Protecting public assets.

What government, municipal, provincial or federal, has not looked longingly to selling off public companies as a fast way to some ready cash? The government can promise to do nothing but good with the money. The only problem is that once the asset is gone, there is no more revenue from it beyond its corporate taxes.

But there are exceptions. There are assets that can be sold off and improve their revenues to the government. It was hoped that the lotteries component of Ontario Lottery and Gaming (OLG) could be one of these assets. The objective of dealing through a service provider, is that the government would gain from the company’s creativity, experience and knowledge of the business. The government would still get most of the revenues generated but would share a reasonable operating profit with the purchaser.

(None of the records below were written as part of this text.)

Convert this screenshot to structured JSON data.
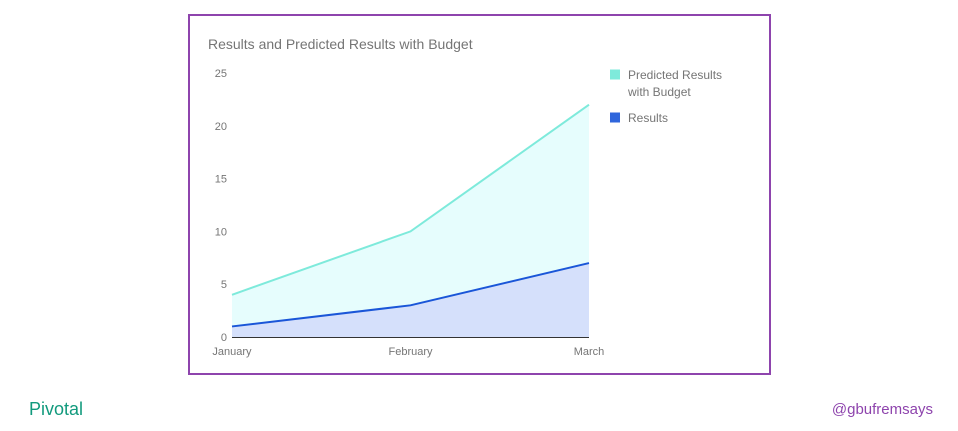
{
  "chart_data": {
    "type": "area",
    "title": "Results and Predicted Results with Budget",
    "categories": [
      "January",
      "February",
      "March"
    ],
    "series": [
      {
        "name": "Predicted Results with Budget",
        "values": [
          4,
          10,
          22
        ],
        "color": "#7eeadb",
        "fill": "#e6fdfd"
      },
      {
        "name": "Results",
        "values": [
          1,
          3,
          7
        ],
        "color": "#1a56d8",
        "fill": "#d5e0fb"
      }
    ],
    "yticks": [
      0,
      5,
      10,
      15,
      20,
      25
    ],
    "ylim": [
      0,
      25
    ],
    "legend_position": "right",
    "legend": [
      {
        "lines": [
          "Predicted Results",
          "with Budget"
        ],
        "color": "#7eeadb"
      },
      {
        "lines": [
          "Results"
        ],
        "color": "#2f66dc"
      }
    ]
  },
  "footer": {
    "brand": "Pivotal",
    "handle": "@gbufremsays"
  }
}
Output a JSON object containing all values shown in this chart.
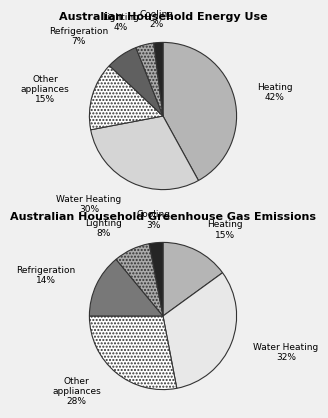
{
  "chart1_title": "Australian Household Energy Use",
  "chart2_title": "Australian Household Greenhouse Gas Emissions",
  "chart1_values": [
    42,
    30,
    15,
    7,
    4,
    2
  ],
  "chart1_labels": [
    "Heating\n42%",
    "Water Heating\n30%",
    "Other\nappliances\n15%",
    "Refrigeration\n7%",
    "Lighting\n4%",
    "Cooling\n2%"
  ],
  "chart2_values": [
    15,
    32,
    28,
    14,
    8,
    3
  ],
  "chart2_labels": [
    "Heating\n15%",
    "Water Heating\n32%",
    "Other\nappliances\n28%",
    "Refrigeration\n14%",
    "Lighting\n8%",
    "Cooling\n3%"
  ],
  "chart1_colors": [
    "#b8b8b8",
    "#d8d8d8",
    "#e8e8e8",
    "#707070",
    "#b0b0b0",
    "#303030"
  ],
  "chart1_hatches": [
    "",
    "",
    "..",
    "",
    "..",
    ""
  ],
  "chart2_colors": [
    "#b8b8b8",
    "#e0e0e0",
    "#d0d0d0",
    "#808080",
    "#b0b0b0",
    "#303030"
  ],
  "chart2_hatches": [
    "",
    "",
    "..",
    "",
    "..",
    ""
  ],
  "bg_color": "#f0f0f0",
  "title_fontsize": 8,
  "label_fontsize": 6.5
}
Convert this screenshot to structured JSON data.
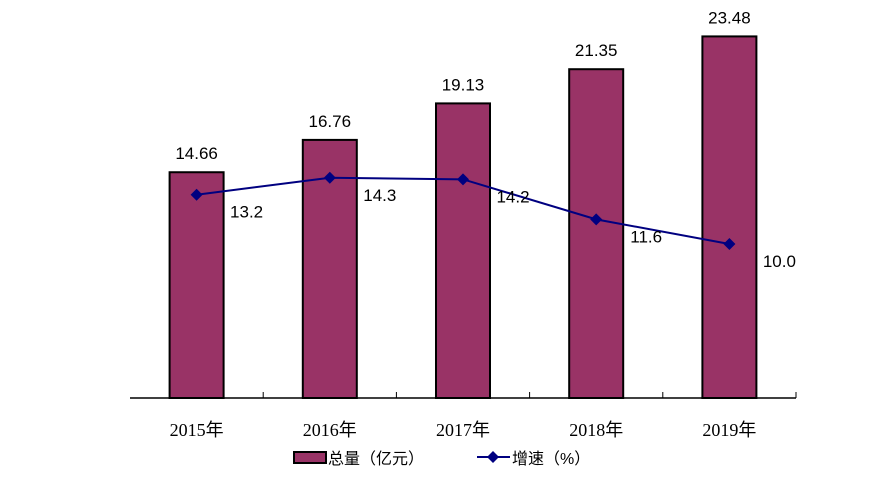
{
  "chart_data": {
    "type": "bar+line",
    "categories": [
      "2015年",
      "2016年",
      "2017年",
      "2018年",
      "2019年"
    ],
    "series": [
      {
        "name": "总量（亿元）",
        "type": "bar",
        "values": [
          14.66,
          16.76,
          19.13,
          21.35,
          23.48
        ],
        "labels": [
          "14.66",
          "16.76",
          "19.13",
          "21.35",
          "23.48"
        ],
        "color": "#993366"
      },
      {
        "name": "增速（%）",
        "type": "line",
        "values": [
          13.2,
          14.3,
          14.2,
          11.6,
          10.0
        ],
        "labels": [
          "13.2",
          "14.3",
          "14.2",
          "11.6",
          "10.0"
        ],
        "color": "#000080",
        "marker": "diamond"
      }
    ],
    "ylim": [
      0,
      25
    ],
    "grid": false,
    "legend": "bottom"
  }
}
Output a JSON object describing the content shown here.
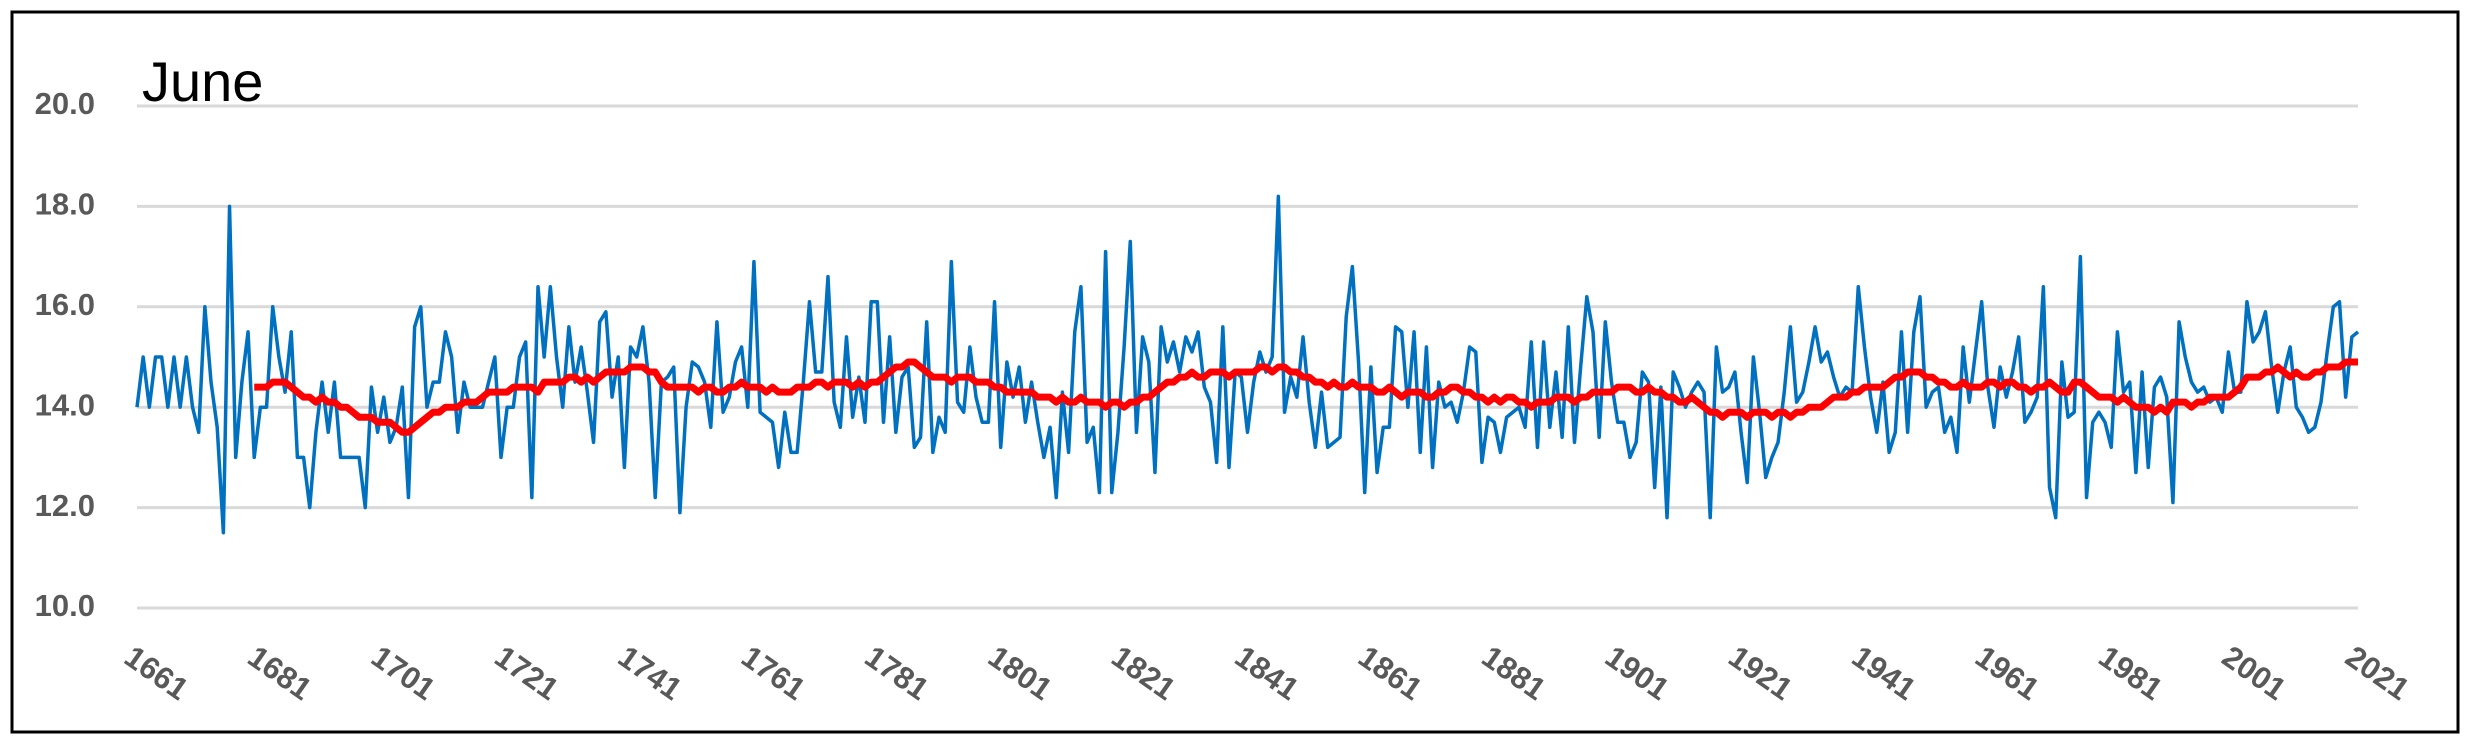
{
  "chart_data": {
    "type": "line",
    "title": "June",
    "x": [
      1661,
      1662,
      1663,
      1664,
      1665,
      1666,
      1667,
      1668,
      1669,
      1670,
      1671,
      1672,
      1673,
      1674,
      1675,
      1676,
      1677,
      1678,
      1679,
      1680,
      1681,
      1682,
      1683,
      1684,
      1685,
      1686,
      1687,
      1688,
      1689,
      1690,
      1691,
      1692,
      1693,
      1694,
      1695,
      1696,
      1697,
      1698,
      1699,
      1700,
      1701,
      1702,
      1703,
      1704,
      1705,
      1706,
      1707,
      1708,
      1709,
      1710,
      1711,
      1712,
      1713,
      1714,
      1715,
      1716,
      1717,
      1718,
      1719,
      1720,
      1721,
      1722,
      1723,
      1724,
      1725,
      1726,
      1727,
      1728,
      1729,
      1730,
      1731,
      1732,
      1733,
      1734,
      1735,
      1736,
      1737,
      1738,
      1739,
      1740,
      1741,
      1742,
      1743,
      1744,
      1745,
      1746,
      1747,
      1748,
      1749,
      1750,
      1751,
      1752,
      1753,
      1754,
      1755,
      1756,
      1757,
      1758,
      1759,
      1760,
      1761,
      1762,
      1763,
      1764,
      1765,
      1766,
      1767,
      1768,
      1769,
      1770,
      1771,
      1772,
      1773,
      1774,
      1775,
      1776,
      1777,
      1778,
      1779,
      1780,
      1781,
      1782,
      1783,
      1784,
      1785,
      1786,
      1787,
      1788,
      1789,
      1790,
      1791,
      1792,
      1793,
      1794,
      1795,
      1796,
      1797,
      1798,
      1799,
      1800,
      1801,
      1802,
      1803,
      1804,
      1805,
      1806,
      1807,
      1808,
      1809,
      1810,
      1811,
      1812,
      1813,
      1814,
      1815,
      1816,
      1817,
      1818,
      1819,
      1820,
      1821,
      1822,
      1823,
      1824,
      1825,
      1826,
      1827,
      1828,
      1829,
      1830,
      1831,
      1832,
      1833,
      1834,
      1835,
      1836,
      1837,
      1838,
      1839,
      1840,
      1841,
      1842,
      1843,
      1844,
      1845,
      1846,
      1847,
      1848,
      1849,
      1850,
      1851,
      1852,
      1853,
      1854,
      1855,
      1856,
      1857,
      1858,
      1859,
      1860,
      1861,
      1862,
      1863,
      1864,
      1865,
      1866,
      1867,
      1868,
      1869,
      1870,
      1871,
      1872,
      1873,
      1874,
      1875,
      1876,
      1877,
      1878,
      1879,
      1880,
      1881,
      1882,
      1883,
      1884,
      1885,
      1886,
      1887,
      1888,
      1889,
      1890,
      1891,
      1892,
      1893,
      1894,
      1895,
      1896,
      1897,
      1898,
      1899,
      1900,
      1901,
      1902,
      1903,
      1904,
      1905,
      1906,
      1907,
      1908,
      1909,
      1910,
      1911,
      1912,
      1913,
      1914,
      1915,
      1916,
      1917,
      1918,
      1919,
      1920,
      1921,
      1922,
      1923,
      1924,
      1925,
      1926,
      1927,
      1928,
      1929,
      1930,
      1931,
      1932,
      1933,
      1934,
      1935,
      1936,
      1937,
      1938,
      1939,
      1940,
      1941,
      1942,
      1943,
      1944,
      1945,
      1946,
      1947,
      1948,
      1949,
      1950,
      1951,
      1952,
      1953,
      1954,
      1955,
      1956,
      1957,
      1958,
      1959,
      1960,
      1961,
      1962,
      1963,
      1964,
      1965,
      1966,
      1967,
      1968,
      1969,
      1970,
      1971,
      1972,
      1973,
      1974,
      1975,
      1976,
      1977,
      1978,
      1979,
      1980,
      1981,
      1982,
      1983,
      1984,
      1985,
      1986,
      1987,
      1988,
      1989,
      1990,
      1991,
      1992,
      1993,
      1994,
      1995,
      1996,
      1997,
      1998,
      1999,
      2000,
      2001,
      2002,
      2003,
      2004,
      2005,
      2006,
      2007,
      2008,
      2009,
      2010,
      2011,
      2012,
      2013,
      2014,
      2015,
      2016,
      2017,
      2018,
      2019,
      2020,
      2021
    ],
    "series": [
      {
        "color": "#0070c0",
        "values": [
          14.0,
          15.0,
          14.0,
          15.0,
          15.0,
          14.0,
          15.0,
          14.0,
          15.0,
          14.0,
          13.5,
          16.0,
          14.5,
          13.6,
          11.5,
          18.0,
          13.0,
          14.5,
          15.5,
          13.0,
          14.0,
          14.0,
          16.0,
          15.0,
          14.3,
          15.5,
          13.0,
          13.0,
          12.0,
          13.5,
          14.5,
          13.5,
          14.5,
          13.0,
          13.0,
          13.0,
          13.0,
          12.0,
          14.4,
          13.5,
          14.2,
          13.3,
          13.6,
          14.4,
          12.2,
          15.6,
          16.0,
          14.0,
          14.5,
          14.5,
          15.5,
          15.0,
          13.5,
          14.5,
          14.0,
          14.0,
          14.0,
          14.5,
          15.0,
          13.0,
          14.0,
          14.0,
          15.0,
          15.3,
          12.2,
          16.4,
          15.0,
          16.4,
          15.0,
          14.0,
          15.6,
          14.5,
          15.2,
          14.3,
          13.3,
          15.7,
          15.9,
          14.2,
          15.0,
          12.8,
          15.2,
          15.0,
          15.6,
          14.5,
          12.2,
          14.5,
          14.6,
          14.8,
          11.9,
          14.0,
          14.9,
          14.8,
          14.5,
          13.6,
          15.7,
          13.9,
          14.2,
          14.9,
          15.2,
          14.0,
          16.9,
          13.9,
          13.8,
          13.7,
          12.8,
          13.9,
          13.1,
          13.1,
          14.5,
          16.1,
          14.7,
          14.7,
          16.6,
          14.1,
          13.6,
          15.4,
          13.8,
          14.6,
          13.7,
          16.1,
          16.1,
          13.7,
          15.4,
          13.5,
          14.6,
          14.8,
          13.2,
          13.4,
          15.7,
          13.1,
          13.8,
          13.5,
          16.9,
          14.1,
          13.9,
          15.2,
          14.2,
          13.7,
          13.7,
          16.1,
          13.2,
          14.9,
          14.2,
          14.8,
          13.7,
          14.5,
          13.7,
          13.0,
          13.6,
          12.2,
          14.3,
          13.1,
          15.5,
          16.4,
          13.3,
          13.6,
          12.3,
          17.1,
          12.3,
          13.5,
          15.2,
          17.3,
          13.5,
          15.4,
          14.9,
          12.7,
          15.6,
          14.9,
          15.3,
          14.7,
          15.4,
          15.1,
          15.5,
          14.4,
          14.1,
          12.9,
          15.6,
          12.8,
          14.7,
          14.6,
          13.5,
          14.5,
          15.1,
          14.7,
          15.0,
          18.2,
          13.9,
          14.6,
          14.2,
          15.4,
          14.1,
          13.2,
          14.3,
          13.2,
          13.3,
          13.4,
          15.8,
          16.8,
          14.9,
          12.3,
          14.8,
          12.7,
          13.6,
          13.6,
          15.6,
          15.5,
          14.0,
          15.5,
          13.1,
          15.2,
          12.8,
          14.5,
          14.0,
          14.1,
          13.7,
          14.3,
          15.2,
          15.1,
          12.9,
          13.8,
          13.7,
          13.1,
          13.8,
          13.9,
          14.0,
          13.6,
          15.3,
          13.2,
          15.3,
          13.6,
          14.7,
          13.4,
          15.6,
          13.3,
          14.8,
          16.2,
          15.5,
          13.4,
          15.7,
          14.5,
          13.7,
          13.7,
          13.0,
          13.3,
          14.7,
          14.5,
          12.4,
          14.4,
          11.8,
          14.7,
          14.4,
          14.0,
          14.3,
          14.5,
          14.3,
          11.8,
          15.2,
          14.3,
          14.4,
          14.7,
          13.5,
          12.5,
          15.0,
          13.9,
          12.6,
          13.0,
          13.3,
          14.3,
          15.6,
          14.1,
          14.3,
          14.9,
          15.6,
          14.9,
          15.1,
          14.6,
          14.2,
          14.4,
          14.3,
          16.4,
          15.2,
          14.2,
          13.5,
          14.5,
          13.1,
          13.5,
          15.5,
          13.5,
          15.5,
          16.2,
          14.0,
          14.3,
          14.4,
          13.5,
          13.8,
          13.1,
          15.2,
          14.1,
          15.1,
          16.1,
          14.4,
          13.6,
          14.8,
          14.2,
          14.7,
          15.4,
          13.7,
          13.9,
          14.2,
          16.4,
          12.4,
          11.8,
          14.9,
          13.8,
          13.9,
          17.0,
          12.2,
          13.7,
          13.9,
          13.7,
          13.2,
          15.5,
          14.3,
          14.5,
          12.7,
          14.7,
          12.8,
          14.4,
          14.6,
          14.2,
          12.1,
          15.7,
          15.0,
          14.5,
          14.3,
          14.4,
          14.1,
          14.2,
          13.9,
          15.1,
          14.3,
          14.3,
          16.1,
          15.3,
          15.5,
          15.9,
          14.8,
          13.9,
          14.7,
          15.2,
          14.0,
          13.8,
          13.5,
          13.6,
          14.1,
          15.1,
          16.0,
          16.1,
          14.2,
          15.4,
          15.5
        ]
      },
      {
        "color": "#ff0000",
        "values": [
          null,
          null,
          null,
          null,
          null,
          null,
          null,
          null,
          null,
          null,
          null,
          null,
          null,
          null,
          null,
          null,
          null,
          null,
          null,
          14.4,
          14.4,
          14.4,
          14.5,
          14.5,
          14.5,
          14.4,
          14.3,
          14.2,
          14.2,
          14.1,
          14.2,
          14.1,
          14.1,
          14.0,
          14.0,
          13.9,
          13.8,
          13.8,
          13.8,
          13.7,
          13.7,
          13.7,
          13.6,
          13.5,
          13.5,
          13.6,
          13.7,
          13.8,
          13.9,
          13.9,
          14.0,
          14.0,
          14.0,
          14.1,
          14.1,
          14.1,
          14.2,
          14.3,
          14.3,
          14.3,
          14.3,
          14.4,
          14.4,
          14.4,
          14.4,
          14.3,
          14.5,
          14.5,
          14.5,
          14.5,
          14.6,
          14.6,
          14.5,
          14.6,
          14.5,
          14.6,
          14.7,
          14.7,
          14.7,
          14.7,
          14.8,
          14.8,
          14.8,
          14.7,
          14.7,
          14.5,
          14.4,
          14.4,
          14.4,
          14.4,
          14.4,
          14.3,
          14.4,
          14.4,
          14.3,
          14.3,
          14.4,
          14.4,
          14.5,
          14.4,
          14.4,
          14.4,
          14.3,
          14.4,
          14.3,
          14.3,
          14.3,
          14.4,
          14.4,
          14.4,
          14.5,
          14.5,
          14.4,
          14.5,
          14.5,
          14.5,
          14.4,
          14.5,
          14.4,
          14.5,
          14.5,
          14.6,
          14.7,
          14.8,
          14.8,
          14.9,
          14.9,
          14.8,
          14.7,
          14.6,
          14.6,
          14.6,
          14.5,
          14.6,
          14.6,
          14.6,
          14.5,
          14.5,
          14.5,
          14.4,
          14.4,
          14.3,
          14.3,
          14.3,
          14.3,
          14.3,
          14.2,
          14.2,
          14.2,
          14.1,
          14.2,
          14.1,
          14.1,
          14.2,
          14.1,
          14.1,
          14.1,
          14.0,
          14.1,
          14.1,
          14.0,
          14.1,
          14.1,
          14.2,
          14.2,
          14.3,
          14.4,
          14.5,
          14.5,
          14.6,
          14.6,
          14.7,
          14.6,
          14.6,
          14.7,
          14.7,
          14.7,
          14.6,
          14.7,
          14.7,
          14.7,
          14.7,
          14.8,
          14.8,
          14.7,
          14.8,
          14.8,
          14.7,
          14.7,
          14.6,
          14.6,
          14.5,
          14.5,
          14.4,
          14.5,
          14.4,
          14.4,
          14.5,
          14.4,
          14.4,
          14.4,
          14.3,
          14.3,
          14.4,
          14.3,
          14.2,
          14.3,
          14.3,
          14.3,
          14.2,
          14.2,
          14.3,
          14.3,
          14.4,
          14.4,
          14.3,
          14.3,
          14.2,
          14.2,
          14.1,
          14.2,
          14.1,
          14.2,
          14.2,
          14.1,
          14.1,
          14.0,
          14.1,
          14.1,
          14.1,
          14.2,
          14.2,
          14.2,
          14.1,
          14.2,
          14.2,
          14.3,
          14.3,
          14.3,
          14.3,
          14.4,
          14.4,
          14.4,
          14.3,
          14.3,
          14.4,
          14.3,
          14.3,
          14.2,
          14.2,
          14.1,
          14.1,
          14.2,
          14.1,
          14.0,
          13.9,
          13.9,
          13.8,
          13.9,
          13.9,
          13.9,
          13.8,
          13.9,
          13.9,
          13.9,
          13.8,
          13.9,
          13.9,
          13.8,
          13.9,
          13.9,
          14.0,
          14.0,
          14.0,
          14.1,
          14.2,
          14.2,
          14.2,
          14.3,
          14.3,
          14.4,
          14.4,
          14.4,
          14.4,
          14.5,
          14.6,
          14.6,
          14.7,
          14.7,
          14.7,
          14.6,
          14.6,
          14.5,
          14.5,
          14.4,
          14.4,
          14.5,
          14.4,
          14.4,
          14.4,
          14.5,
          14.5,
          14.4,
          14.5,
          14.5,
          14.4,
          14.4,
          14.3,
          14.4,
          14.4,
          14.5,
          14.4,
          14.3,
          14.3,
          14.5,
          14.5,
          14.4,
          14.3,
          14.2,
          14.2,
          14.2,
          14.1,
          14.2,
          14.1,
          14.0,
          14.0,
          14.0,
          13.9,
          14.0,
          13.9,
          14.1,
          14.1,
          14.1,
          14.0,
          14.1,
          14.1,
          14.2,
          14.2,
          14.2,
          14.2,
          14.3,
          14.4,
          14.6,
          14.6,
          14.6,
          14.7,
          14.7,
          14.8,
          14.7,
          14.6,
          14.7,
          14.6,
          14.6,
          14.7,
          14.7,
          14.8,
          14.8,
          14.8,
          14.9,
          14.9,
          14.9
        ]
      }
    ],
    "xlim": [
      1661,
      2021
    ],
    "xticks": [
      1661,
      1681,
      1701,
      1721,
      1741,
      1761,
      1781,
      1801,
      1821,
      1841,
      1861,
      1881,
      1901,
      1921,
      1941,
      1961,
      1981,
      2001,
      2021
    ],
    "ylim": [
      10,
      20
    ],
    "yticks": [
      {
        "value": 10,
        "label": "10.0"
      },
      {
        "value": 12,
        "label": "12.0"
      },
      {
        "value": 14,
        "label": "14.0"
      },
      {
        "value": 16,
        "label": "16.0"
      },
      {
        "value": 18,
        "label": "18.0"
      },
      {
        "value": 20,
        "label": "20.0"
      }
    ],
    "grid": true
  }
}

It is obvious that none of the three major companies bidding on the OLG operation was offering enough money to the government to make the deal worthwhile. The government lottery operations might not be as creative and aggressive as private enterprise but the government apparently still likes the return it is getting.

This would not necessarily be the case if the Ontario government sold off the Liquor Control Board of Ontario (LCBO). It is obvious to any business analyst that the parts of the LCBO are worth far more than the whole. Private sector wine merchants are long overdue in Ontario and the government gets the licensing revenue as well as the alcohol taxes. Selling six packs of beer is a bludgeon to upgrade and improve Ontario convenience stores.

And if the LCBO is really the largest importer of wines in North America, that business could be worth more than all the stores combined. All it has to do is look outward beyond the province, instead of inward. It could become a giant in the business.

And there is a huge recycling business in the province that can be separated and stop interfering with how customers buy their beer.

But instead a smart sell-off the Ontario government wants to sell off some of Hydro One that is already infuriating customers across Ontario because of the electrical distribution operator’s sloppy billing practices. Premier Wynne hardly needs more of Ontario’s rural electricity users hating her.